Entre as maiores subidas estiveram dois bancos: o Banif, que trepou 2,94% para 0,7 cêntimos, e o BPI, que ganhou 2,79% para 1,364 euros.
 
O BCP acabou como começou, nos 8,46 cêntimos por ação, no dia em que terminava a oferta de troca de dívida. Ao que tudo indica, o banco  liderado por Nuno Amado terá conseguido mais ofertas do que o estimado, o que deverá permitir a emissão de novas ações num valor superior a 400 milhões de euros.
 
No verde, destaque ainda para o setor da energia, onde a Galp subiu 0,53% para 10,45 euros, mas a EDP também subiu 0,24% para 3,354 euros e a EDP Renováveis fechou em alta de 0,58% para 6,434 euros.
 
Do lado dos ganhos merece ainda referência a Sonae, em alta de 1,84% para 1,164 euros. A Jerónimo Martins, no mesmo setor do retalho, caiu 1,29% para 11,905 euros.
 

PHarol chegou a valer menos de 400 milhões em bolsa


Mas o destaque negativo da sessão vai para o setor das comunicações, onde a PHarol manteve a forte tendência de queda.

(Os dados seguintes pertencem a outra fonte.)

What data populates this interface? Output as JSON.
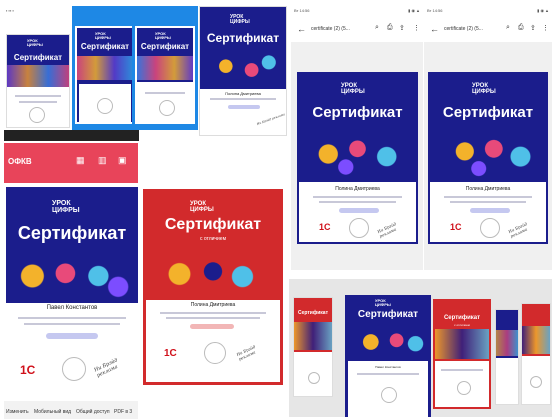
{
  "cert": {
    "logo": "УРОК\nЦИФРЫ",
    "title": "Сертификат",
    "subtitle": "с отличием",
    "names": [
      "Павел Константов",
      "Полина Дмитриева"
    ],
    "sig": "Ни Брэйд реклама"
  },
  "logos": {
    "onec": "1С"
  },
  "pdf": {
    "file": "certificate (2) (5...",
    "time_a": "Вт 14:56",
    "time_b": "Вт 14:56"
  },
  "share": {
    "app": "ОФКВ",
    "actions": [
      "Изменить",
      "Мобильный вид",
      "Общий доступ",
      "PDF в 3"
    ]
  },
  "colors": {
    "blue": "#1b1d8c",
    "red": "#d22a2c",
    "accent": "#e8445a"
  }
}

As ações da empresa que sucede à PT SGPS chegaram a cair mais de 6%, colocando a capitalização bolsista abaixo dos 400 milhões de euros. No final da sessão, os títulos caíram menos: 3,37% para 43 cêntimos.
 
Por isso, acabou por ser a PT (Portugal) a liderar as quedas, perdendo 3,43% para 47,8 cêntimos.
 
A NOS também deslizou 1,74% par 6,534 euros.
 
No resto da Europa, só a vizinha Espanha fechou no verde, a ganhar 0,19%. A tensão em torno da Grécia, com os credores a recusarem as propostas feitas por Atenas na tentativa de chegar a um acordo, acabou por deprimir os investidores. Paris perdeu 0,15%, Milão 0,51%, Londres 0,53% e Frankfurt 0,58%.
 
Nos EUA, a tarde está a ser de divisão: o Nasdaq desce 0,21%, ao passo que o Dow Jones sobe 0,15%.